By Paul Connolly, TCC Group
While talking and listening to a bunch of funders and experts at the Council on Foundations conference this week, I have been thinking a lot about how the means for keeping foundations accountable are rapidly expanding. Over the past century, lawmakers and regulators have been the major forces that have monitored foundation activity. The Foundation Center was founded in the 1950’s by philanthropies to increase transparency about foundation activities — to create "glass pockets." In the 1970’s, the National Committee for Responsive Philanthropy emerged to act as a watchdog for the field. More recently, the Center for Effective Philanthropy has provided helpful tools that have enabled foundations to do a better job assessing and reporting on their own work.
Lately, more grantmakers have, appropriately, become interested in scrutinizing the performance of their nonprofit grantees. A few have even hired independent journalists to objectively report on the effectiveness of certain nonprofit organizations. Yet fewer funders are comfortable evaluating their own capacity, behavior, and impact. How many philanthropic leaders would provide funding to enable an investigative journalist to examine the performance of their own foundation and have an unsanitized version of the report disseminated widely? Very few, I would guess.

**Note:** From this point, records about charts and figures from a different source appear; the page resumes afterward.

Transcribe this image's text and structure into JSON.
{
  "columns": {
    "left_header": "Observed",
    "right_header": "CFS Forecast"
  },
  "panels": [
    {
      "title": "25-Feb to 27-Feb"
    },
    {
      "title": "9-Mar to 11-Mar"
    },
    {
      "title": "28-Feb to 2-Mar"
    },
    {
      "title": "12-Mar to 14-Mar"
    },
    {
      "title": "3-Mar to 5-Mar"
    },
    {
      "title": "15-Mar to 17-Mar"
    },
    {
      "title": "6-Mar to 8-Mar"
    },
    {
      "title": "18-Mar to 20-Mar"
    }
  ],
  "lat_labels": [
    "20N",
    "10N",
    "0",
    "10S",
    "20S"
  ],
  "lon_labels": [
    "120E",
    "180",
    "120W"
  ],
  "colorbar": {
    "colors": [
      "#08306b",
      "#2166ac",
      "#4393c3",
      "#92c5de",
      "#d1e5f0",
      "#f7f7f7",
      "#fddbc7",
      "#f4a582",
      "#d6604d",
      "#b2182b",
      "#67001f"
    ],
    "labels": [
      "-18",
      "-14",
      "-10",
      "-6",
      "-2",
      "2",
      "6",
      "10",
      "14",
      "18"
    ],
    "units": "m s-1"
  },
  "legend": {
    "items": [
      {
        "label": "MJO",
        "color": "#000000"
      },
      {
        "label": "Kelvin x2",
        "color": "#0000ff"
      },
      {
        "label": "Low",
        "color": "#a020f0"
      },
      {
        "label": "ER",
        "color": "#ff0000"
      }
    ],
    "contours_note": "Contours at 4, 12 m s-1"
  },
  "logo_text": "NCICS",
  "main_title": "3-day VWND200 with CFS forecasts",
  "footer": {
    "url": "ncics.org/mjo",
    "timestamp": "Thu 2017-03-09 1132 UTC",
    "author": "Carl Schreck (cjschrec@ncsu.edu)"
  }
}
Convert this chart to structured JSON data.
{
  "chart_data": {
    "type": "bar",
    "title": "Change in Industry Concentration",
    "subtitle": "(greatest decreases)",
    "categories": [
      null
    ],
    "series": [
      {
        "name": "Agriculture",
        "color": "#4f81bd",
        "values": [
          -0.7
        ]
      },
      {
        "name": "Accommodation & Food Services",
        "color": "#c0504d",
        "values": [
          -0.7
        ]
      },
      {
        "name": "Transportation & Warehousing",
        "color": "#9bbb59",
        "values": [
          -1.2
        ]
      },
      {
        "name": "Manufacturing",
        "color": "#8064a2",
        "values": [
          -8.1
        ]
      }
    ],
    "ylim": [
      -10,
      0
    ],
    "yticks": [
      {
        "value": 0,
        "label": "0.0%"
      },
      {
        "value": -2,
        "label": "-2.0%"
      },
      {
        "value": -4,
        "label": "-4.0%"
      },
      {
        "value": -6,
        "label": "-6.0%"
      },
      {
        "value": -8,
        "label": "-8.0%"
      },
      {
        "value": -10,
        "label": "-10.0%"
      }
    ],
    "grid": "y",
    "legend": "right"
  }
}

New social media technologies will heighten the scrutiny of foundations by a broader range of engaged constituents. Online resources have emerged for rating nonprofit organizations, using the same bottom-up approach that has allowed customers to voice their opinions online about businesses on Yelp, Zagat, and Angie’s List. One of these sites, GreatNonprofits, enables donors and other stakeholders to review nonprofit groups, including ones that are great … and not-so-great. But there are no reviews of nonprofit grantmaking foundations on this site — yet. Online rating systems for foundations are bound to arrive soon. And public officials and critics will pay attention to them. With more and more people twittering on handheld devices these days, the amount of decentralized, real-time feedback for funders will inevitably grow. The power imbalance between funders and grantees will probably always exist, but dynamic technological tools will close the gap at least a little. Look out foundations, as Internet guru Clay Shirky says, here comes everybody.
Paul Connolly is Senior Vice President of TCC Group, a 30 year-old management consulting firm that provides planning, evaluation, grants management, and capacity building services to funders.
I think you bring up a great point here – everything is fair game now. It will certainly raise the bar in terms of performance of non-profit organizations everywhere. I, for one, think that’s a great thing.